Suivant la légende, il était fort avancé en âge lorsque le roi d'Austrasie Childebert II s'en vint lui rendre visite accompagné de sa cour et de ses soldats. L'évêque les reçut magnifiquement et fit servir à ses hôtes un festin. Mais les guerriers francs avaient le coude léger et ils levèrent leurs verres tant et si bien qu'à la fin le vin vint à manquer. Un serviteur s'étant discrétement approché d'Airy pour l'informer de ce fâcheux contre-temps, l'évêque donna l'ordre d'apporter le dernier baril. Se recueillant, il le bénit et dit : "Servez mes convives". Ainsi fut fait à maintes reprises sans que le contenu s'épuisât. Le roi et sa cour admirèrent ce prodige. Pour remercier le saint homme, le monarque - que l'euphorie de la bonne chaire rendait bienveillant - fit don à l'évéché des terres de Sampigny, Cummières, Charny et Harville.

Et depuis lors, Saint Airy fut représenté avec son baril miraculeux. C'est d'ailleurs le cas sur cette mozaïque située au bas de la rue Ste Catherine à Verdun.

Parmis les autres miracles qui firent éclater sa sainteté, il ne faut pas oublier celui qu'il opéra à Laon sur un condamné à mort, qu'il délivra miraculeusement de ses liens et dont il obtint la grâce.
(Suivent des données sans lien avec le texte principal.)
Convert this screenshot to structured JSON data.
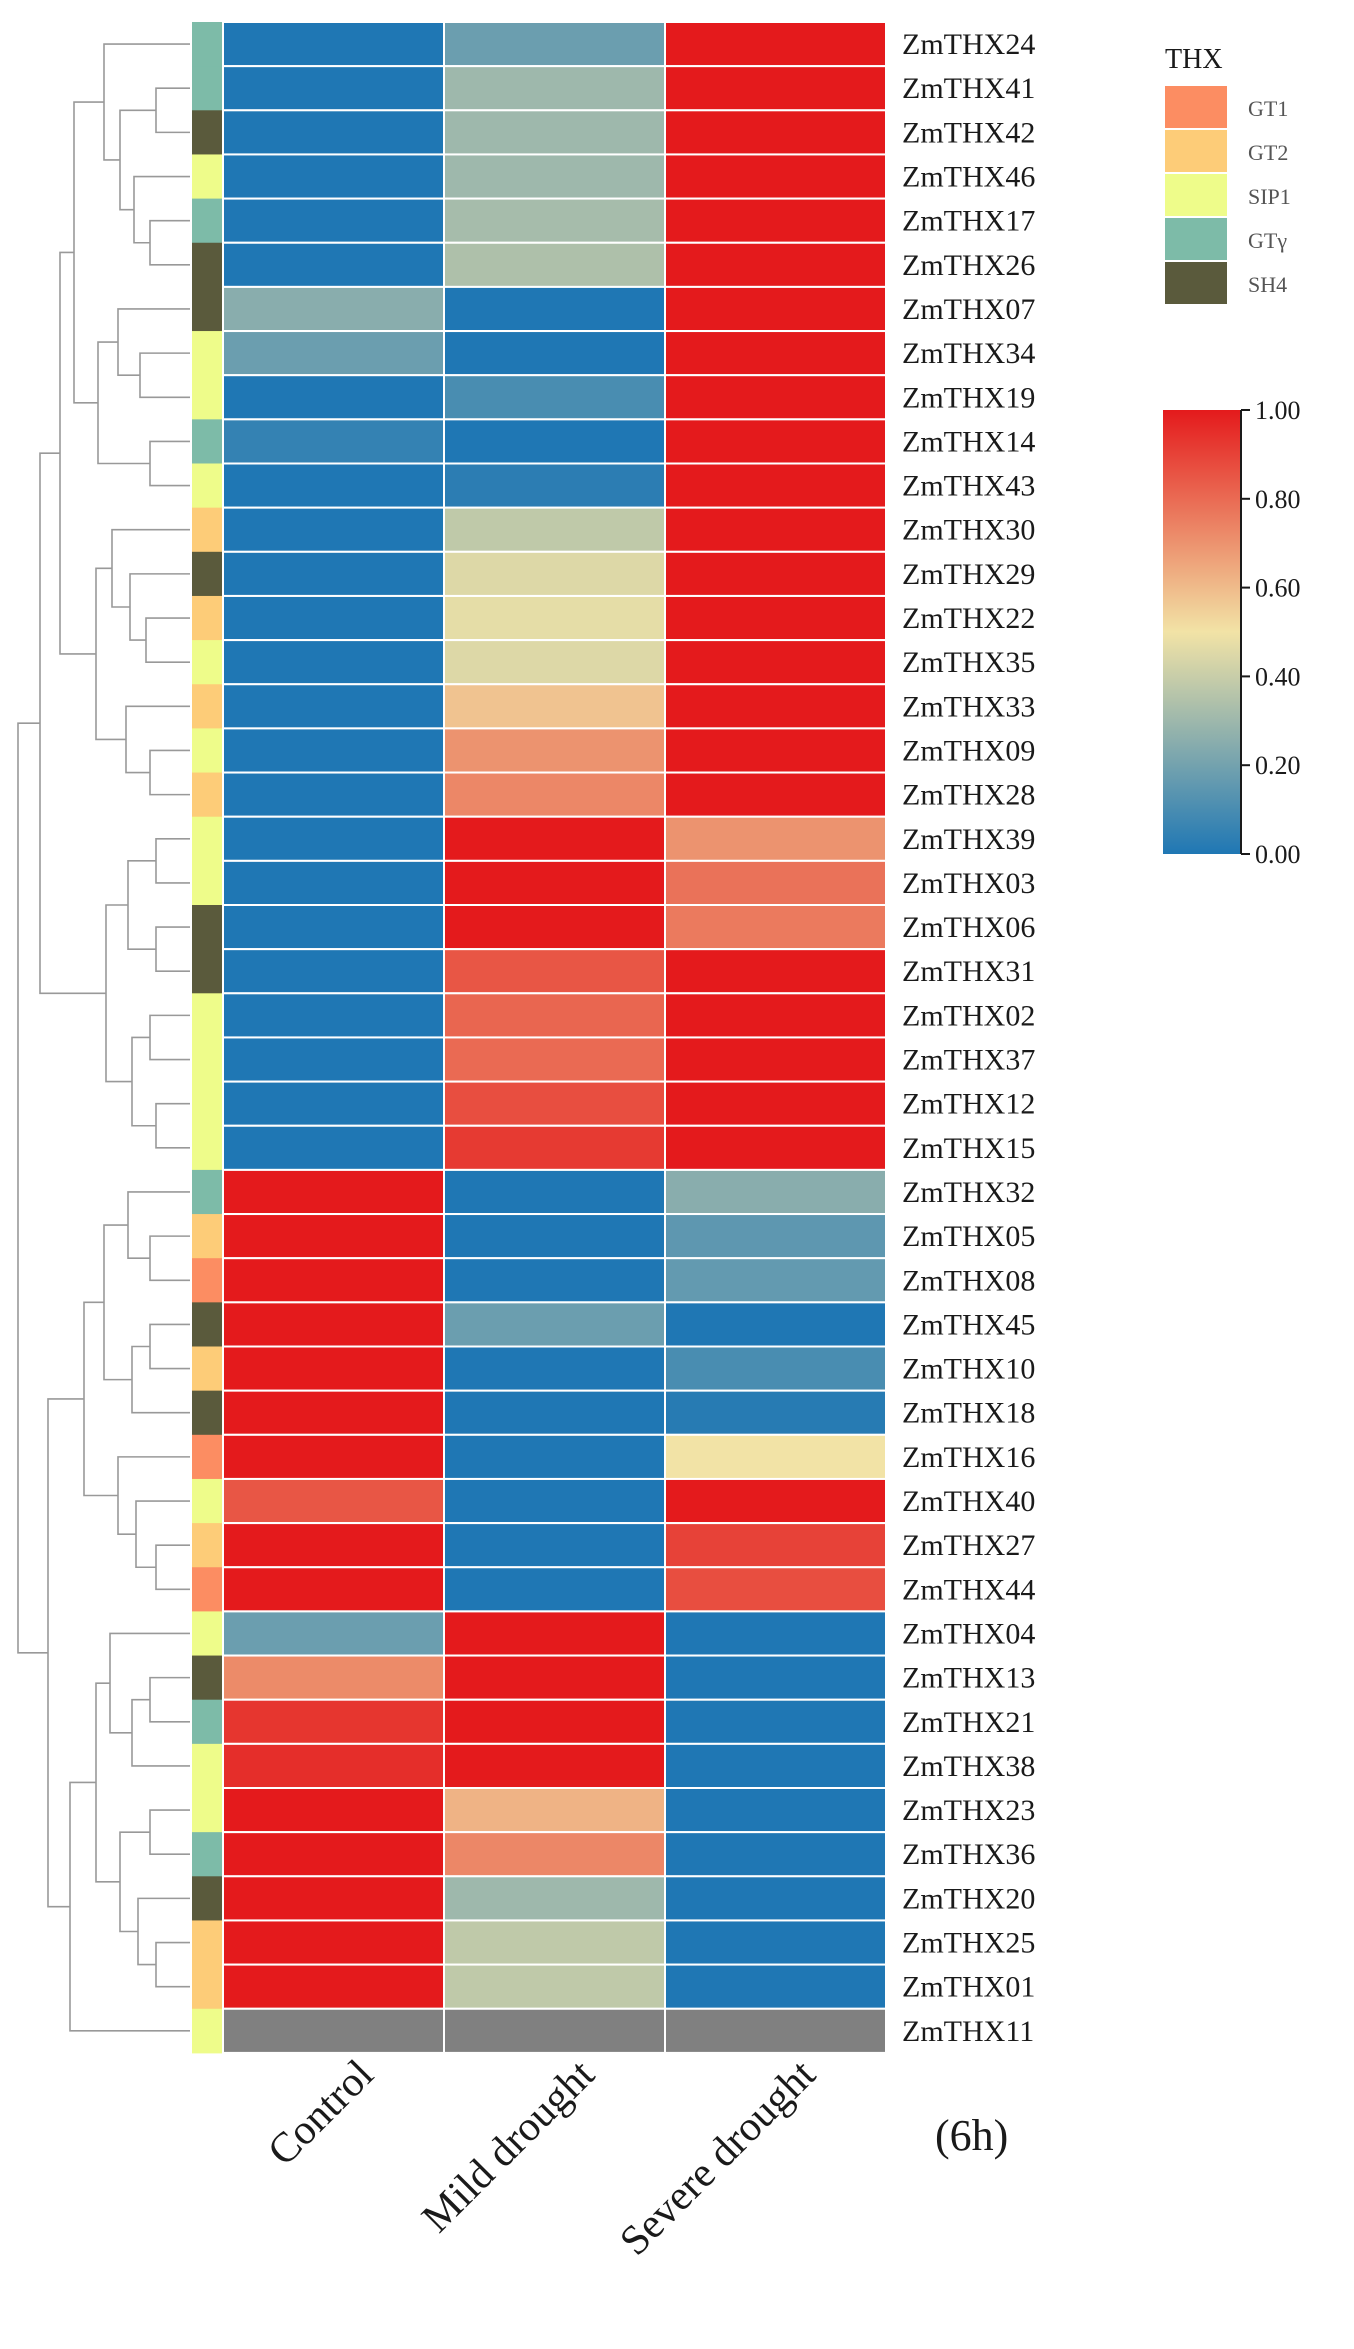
{
  "chart_data": {
    "type": "heatmap",
    "title": "",
    "time_note": "(6h)",
    "columns": [
      "Control",
      "Mild drought",
      "Severe drought"
    ],
    "rows": [
      {
        "gene": "ZmTHX24",
        "group": "GTγ",
        "values": [
          0.0,
          0.18,
          1.0
        ]
      },
      {
        "gene": "ZmTHX41",
        "group": "GTγ",
        "values": [
          0.0,
          0.3,
          1.0
        ]
      },
      {
        "gene": "ZmTHX42",
        "group": "SH4",
        "values": [
          0.0,
          0.3,
          1.0
        ]
      },
      {
        "gene": "ZmTHX46",
        "group": "SIP1",
        "values": [
          0.0,
          0.3,
          1.0
        ]
      },
      {
        "gene": "ZmTHX17",
        "group": "GTγ",
        "values": [
          0.0,
          0.32,
          1.0
        ]
      },
      {
        "gene": "ZmTHX26",
        "group": "SH4",
        "values": [
          0.0,
          0.34,
          1.0
        ]
      },
      {
        "gene": "ZmTHX07",
        "group": "SH4",
        "values": [
          0.25,
          0.0,
          1.0
        ]
      },
      {
        "gene": "ZmTHX34",
        "group": "SIP1",
        "values": [
          0.18,
          0.0,
          1.0
        ]
      },
      {
        "gene": "ZmTHX19",
        "group": "SIP1",
        "values": [
          0.0,
          0.1,
          1.0
        ]
      },
      {
        "gene": "ZmTHX14",
        "group": "GTγ",
        "values": [
          0.05,
          0.0,
          1.0
        ]
      },
      {
        "gene": "ZmTHX43",
        "group": "SIP1",
        "values": [
          0.0,
          0.03,
          1.0
        ]
      },
      {
        "gene": "ZmTHX30",
        "group": "GT2",
        "values": [
          0.0,
          0.38,
          1.0
        ]
      },
      {
        "gene": "ZmTHX29",
        "group": "SH4",
        "values": [
          0.0,
          0.45,
          1.0
        ]
      },
      {
        "gene": "ZmTHX22",
        "group": "GT2",
        "values": [
          0.0,
          0.47,
          1.0
        ]
      },
      {
        "gene": "ZmTHX35",
        "group": "SIP1",
        "values": [
          0.0,
          0.45,
          1.0
        ]
      },
      {
        "gene": "ZmTHX33",
        "group": "GT2",
        "values": [
          0.0,
          0.58,
          1.0
        ]
      },
      {
        "gene": "ZmTHX09",
        "group": "SIP1",
        "values": [
          0.0,
          0.7,
          1.0
        ]
      },
      {
        "gene": "ZmTHX28",
        "group": "GT2",
        "values": [
          0.0,
          0.73,
          1.0
        ]
      },
      {
        "gene": "ZmTHX39",
        "group": "SIP1",
        "values": [
          0.0,
          1.0,
          0.7
        ]
      },
      {
        "gene": "ZmTHX03",
        "group": "SIP1",
        "values": [
          0.0,
          1.0,
          0.78
        ]
      },
      {
        "gene": "ZmTHX06",
        "group": "SH4",
        "values": [
          0.0,
          1.0,
          0.76
        ]
      },
      {
        "gene": "ZmTHX31",
        "group": "SH4",
        "values": [
          0.0,
          0.85,
          1.0
        ]
      },
      {
        "gene": "ZmTHX02",
        "group": "SIP1",
        "values": [
          0.0,
          0.81,
          1.0
        ]
      },
      {
        "gene": "ZmTHX37",
        "group": "SIP1",
        "values": [
          0.0,
          0.8,
          1.0
        ]
      },
      {
        "gene": "ZmTHX12",
        "group": "SIP1",
        "values": [
          0.0,
          0.87,
          1.0
        ]
      },
      {
        "gene": "ZmTHX15",
        "group": "SIP1",
        "values": [
          0.0,
          0.92,
          1.0
        ]
      },
      {
        "gene": "ZmTHX32",
        "group": "GTγ",
        "values": [
          1.0,
          0.0,
          0.25
        ]
      },
      {
        "gene": "ZmTHX05",
        "group": "GT2",
        "values": [
          1.0,
          0.0,
          0.15
        ]
      },
      {
        "gene": "ZmTHX08",
        "group": "GT1",
        "values": [
          1.0,
          0.0,
          0.16
        ]
      },
      {
        "gene": "ZmTHX45",
        "group": "SH4",
        "values": [
          1.0,
          0.18,
          0.0
        ]
      },
      {
        "gene": "ZmTHX10",
        "group": "GT2",
        "values": [
          1.0,
          0.0,
          0.1
        ]
      },
      {
        "gene": "ZmTHX18",
        "group": "SH4",
        "values": [
          1.0,
          0.0,
          0.02
        ]
      },
      {
        "gene": "ZmTHX16",
        "group": "GT1",
        "values": [
          1.0,
          0.0,
          0.5
        ]
      },
      {
        "gene": "ZmTHX40",
        "group": "SIP1",
        "values": [
          0.85,
          0.0,
          1.0
        ]
      },
      {
        "gene": "ZmTHX27",
        "group": "GT2",
        "values": [
          1.0,
          0.0,
          0.9
        ]
      },
      {
        "gene": "ZmTHX44",
        "group": "GT1",
        "values": [
          1.0,
          0.0,
          0.87
        ]
      },
      {
        "gene": "ZmTHX04",
        "group": "SIP1",
        "values": [
          0.18,
          1.0,
          0.0
        ]
      },
      {
        "gene": "ZmTHX13",
        "group": "SH4",
        "values": [
          0.72,
          1.0,
          0.0
        ]
      },
      {
        "gene": "ZmTHX21",
        "group": "GTγ",
        "values": [
          0.93,
          1.0,
          0.0
        ]
      },
      {
        "gene": "ZmTHX38",
        "group": "SIP1",
        "values": [
          0.95,
          1.0,
          0.0
        ]
      },
      {
        "gene": "ZmTHX23",
        "group": "SIP1",
        "values": [
          1.0,
          0.62,
          0.0
        ]
      },
      {
        "gene": "ZmTHX36",
        "group": "GTγ",
        "values": [
          1.0,
          0.73,
          0.0
        ]
      },
      {
        "gene": "ZmTHX20",
        "group": "SH4",
        "values": [
          1.0,
          0.3,
          0.0
        ]
      },
      {
        "gene": "ZmTHX25",
        "group": "GT2",
        "values": [
          1.0,
          0.38,
          0.0
        ]
      },
      {
        "gene": "ZmTHX01",
        "group": "GT2",
        "values": [
          1.0,
          0.38,
          0.0
        ]
      },
      {
        "gene": "ZmTHX11",
        "group": "SIP1",
        "values": [
          null,
          null,
          null
        ]
      }
    ],
    "legend": {
      "title": "THX",
      "groups": [
        {
          "name": "GT1",
          "color": "#fc8d62"
        },
        {
          "name": "GT2",
          "color": "#fdcc78"
        },
        {
          "name": "SIP1",
          "color": "#eefc8a"
        },
        {
          "name": "GTγ",
          "color": "#7dbba8"
        },
        {
          "name": "SH4",
          "color": "#5a5a3c"
        }
      ]
    },
    "colorbar": {
      "range": [
        0.0,
        1.0
      ],
      "ticks": [
        "0.00",
        "0.20",
        "0.40",
        "0.60",
        "0.80",
        "1.00"
      ],
      "colors": {
        "low": "#1f77b4",
        "mid": "#f2e3a6",
        "high": "#e41a1c",
        "missing": "#808080"
      }
    },
    "dendrogram_color": "#999999"
  }
}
Il releva de ses ruines une chapelle de Saint-Jain-Baptiste, située hors des murs de la ville, et la dédia à saint Médard, évêque de Noyon. Peu de temps après, une révélation divine lui apprit que les corps de saint Maur, de saint Salvia et saint Arateur reposaient ensevelis dans ce même lieu.

Il mourut le 1er décembre 591 et fut enterré dans la chapelle de Saint-Martin, qu'il avait fait bâtir, et qui, par la suite porta son nom. Son corps est maintenant religieusement conservé dans la cathédrale où l'on conservait encore au siècle dernier les reliques de Saint Airy : une cuillère de table (en bois avec un manche assez long, orné de quelques petits clous d'ivoire) et deux couteaux avec des manches d'ivoire gravés.

(La jolie mozaïque se trouve ici)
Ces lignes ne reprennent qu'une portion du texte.